/ La recherche au quotidien / Vers de nouvelles thérapies antifongiques pour contrer les agents ...
Capsules

Vers de nouvelles thérapies antifongiques pour contrer les agents pathogènes fongiques multirésistants

Les infections fongiques représentent un défi de plus en plus grand pour la santé publique, notamment en raison de l’émergence du Candida auris, une espèce souvent contractée dans les hôpitaux et hautement résistante aux antifongiques de première ligne.

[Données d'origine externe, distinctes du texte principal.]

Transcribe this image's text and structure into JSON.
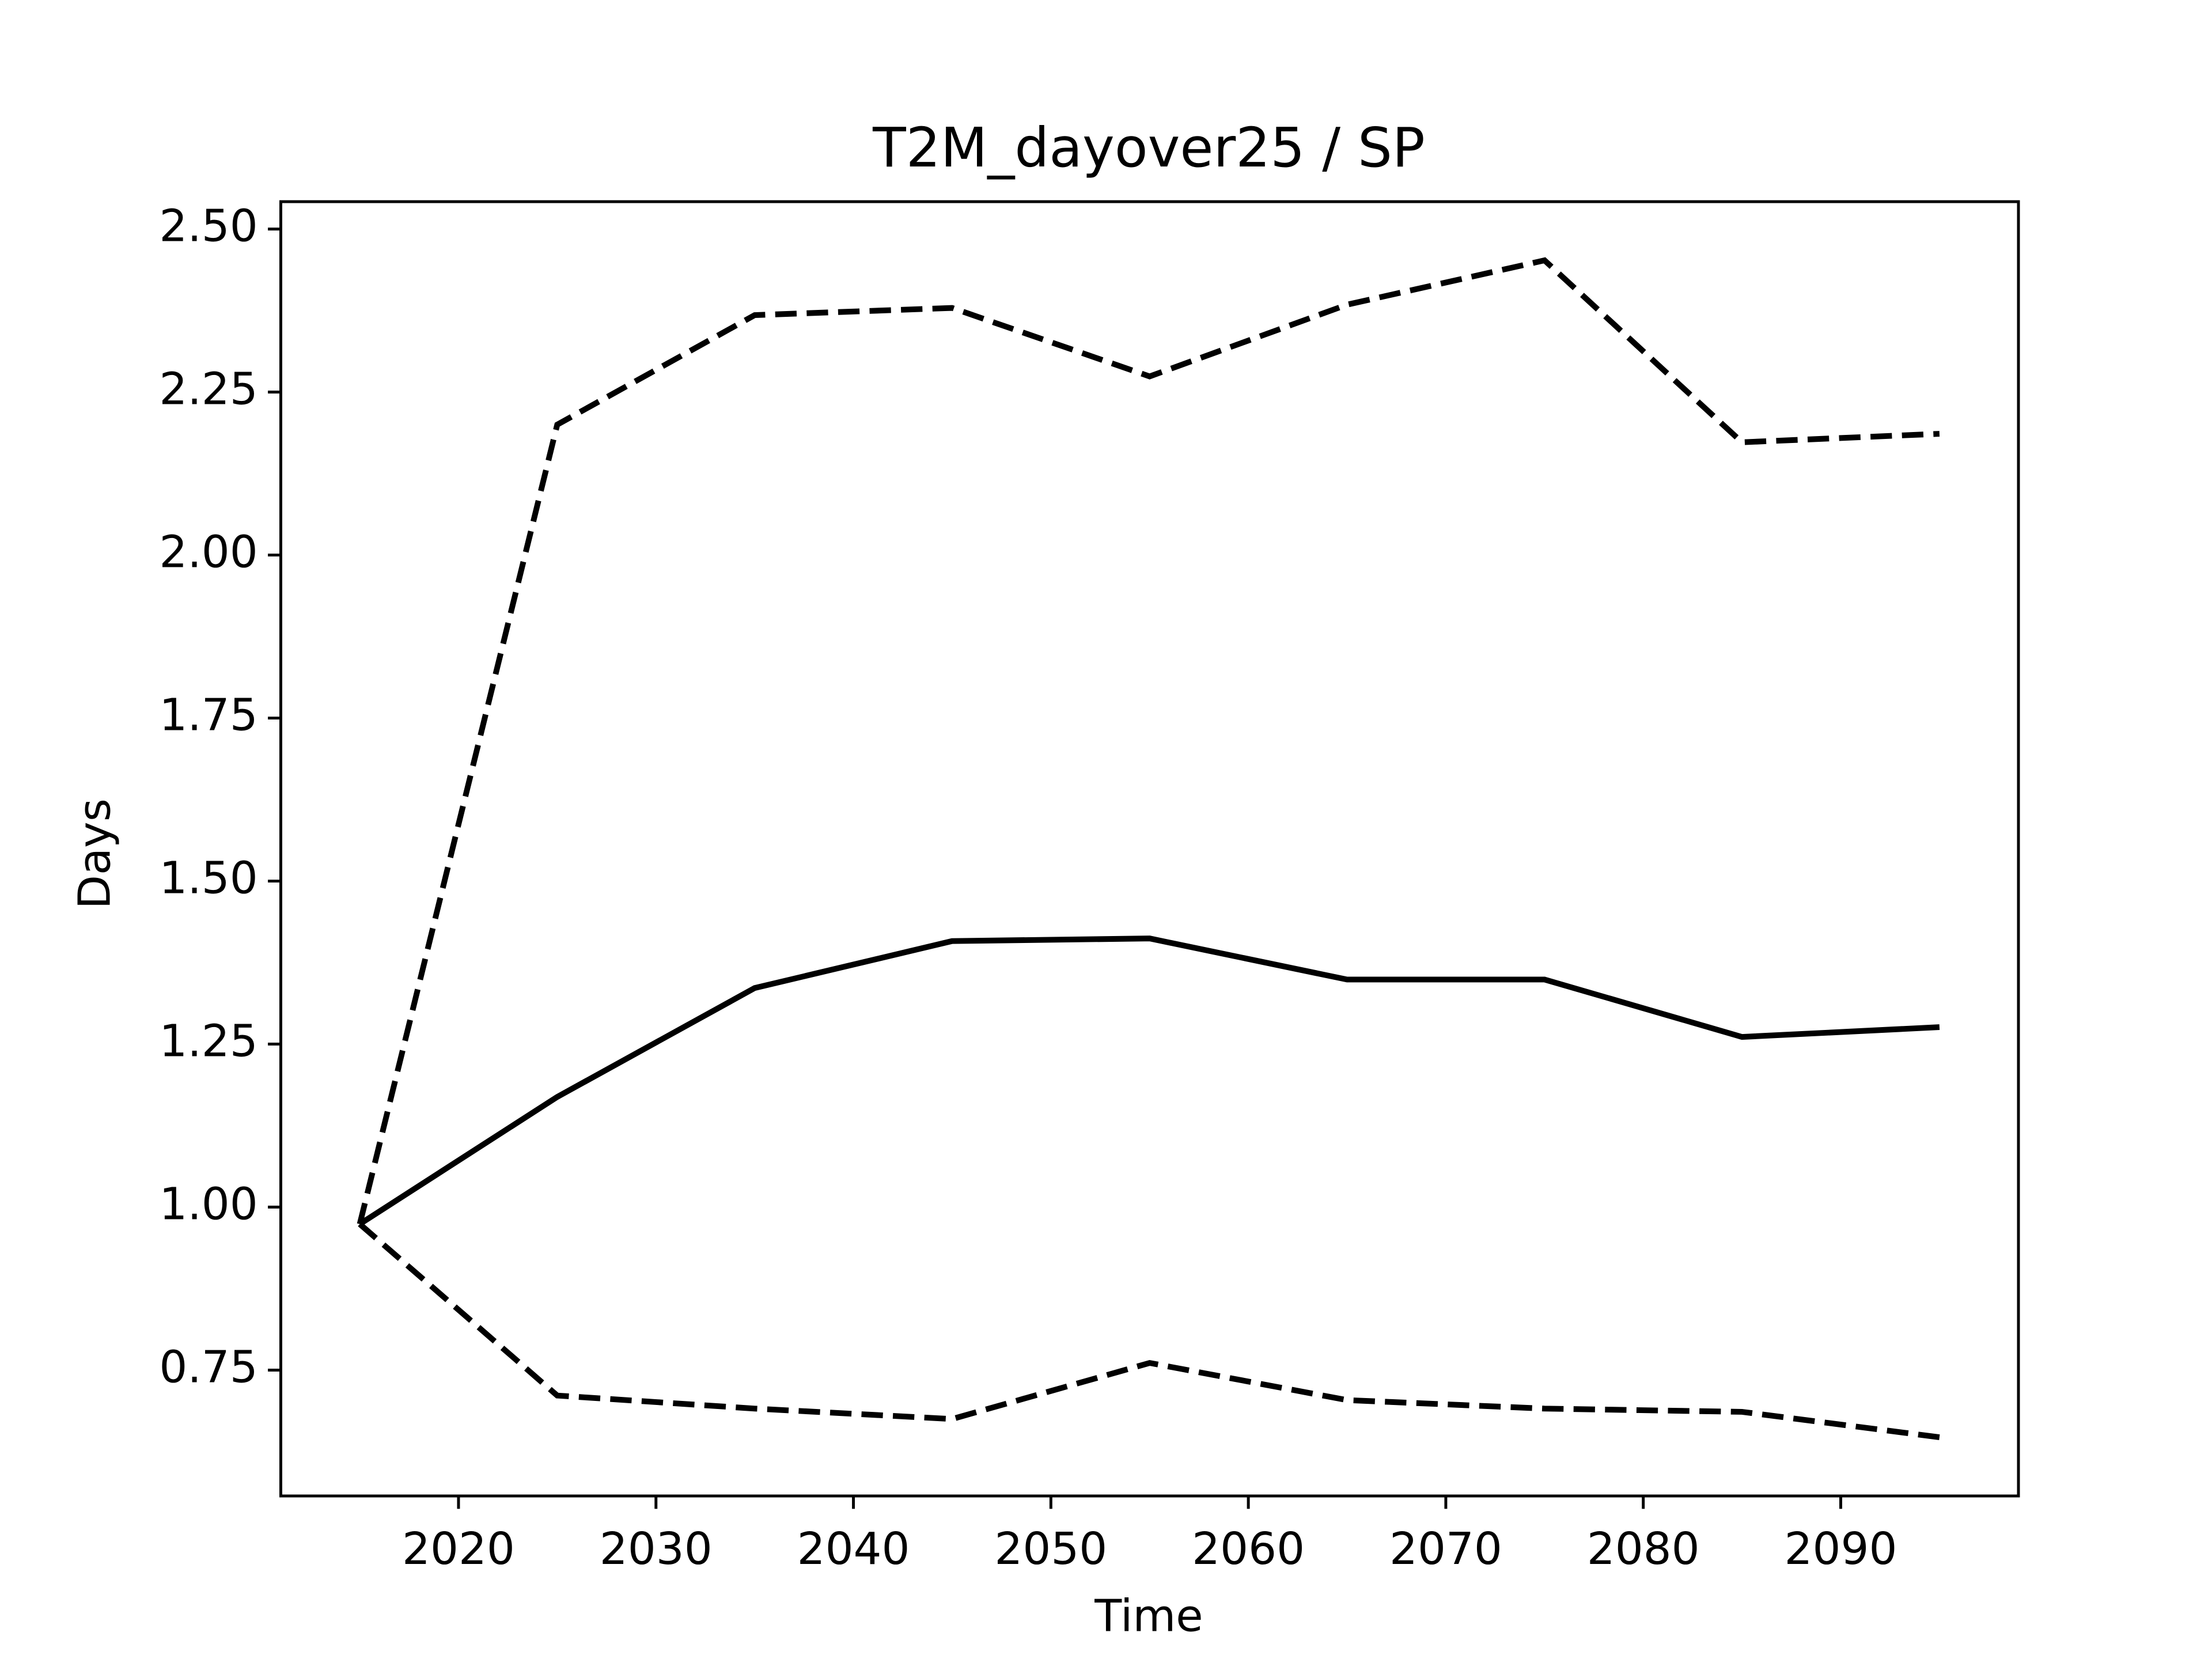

Cette menace majeure, identifiée par l’OMS, met en évidence le besoin pressant de nouvelles solutions thérapeutiques, alors que les choix de traitement sont limités. Adnane Sellam, chercheur à l’Université de Montréal, cherche à mieux comprendre les mécanismes de la virulence fongique, afin d’élaborer des traitements plus efficaces et plus sécuritaires contre ces infections opportunistes qui affectent particulièrement les patients immunodéprimés – comme ceux qui sont atteints du VIH ou du cancer – et les personnes âgées. Pour maximiser ses chances de succès dans la lutte contre ces infections, son approche interdisciplinaire combine la génomique, la microbiologie et la chimie médicinale.

Ses recherches comportent trois axes principaux. Le premier vise à décrypter les moyens qui permettent aux champignons pathogènes, en particulier le Candida albicans, d’infecter un organisme et de s’y reproduire, afin d’identifier des cibles thérapeutiques potentielles. Le deuxième axe consiste à rechercher de nouvelles molécules antifongiques, notamment par le criblage à haut débit de chimiothèques, une technique qui teste rapidement en parallèle des milliers de composés chimiques. Ces deux axes de recherche ont déjà mené à des découvertes majeures, notamment à la mise en évidence d’une molécule efficace in vitro contre le Candida albicans et le Candida auris, et la validation préclinique de nouveaux antifongiques comme les aryl-carbohydrazides et les salicylanilides halogénés.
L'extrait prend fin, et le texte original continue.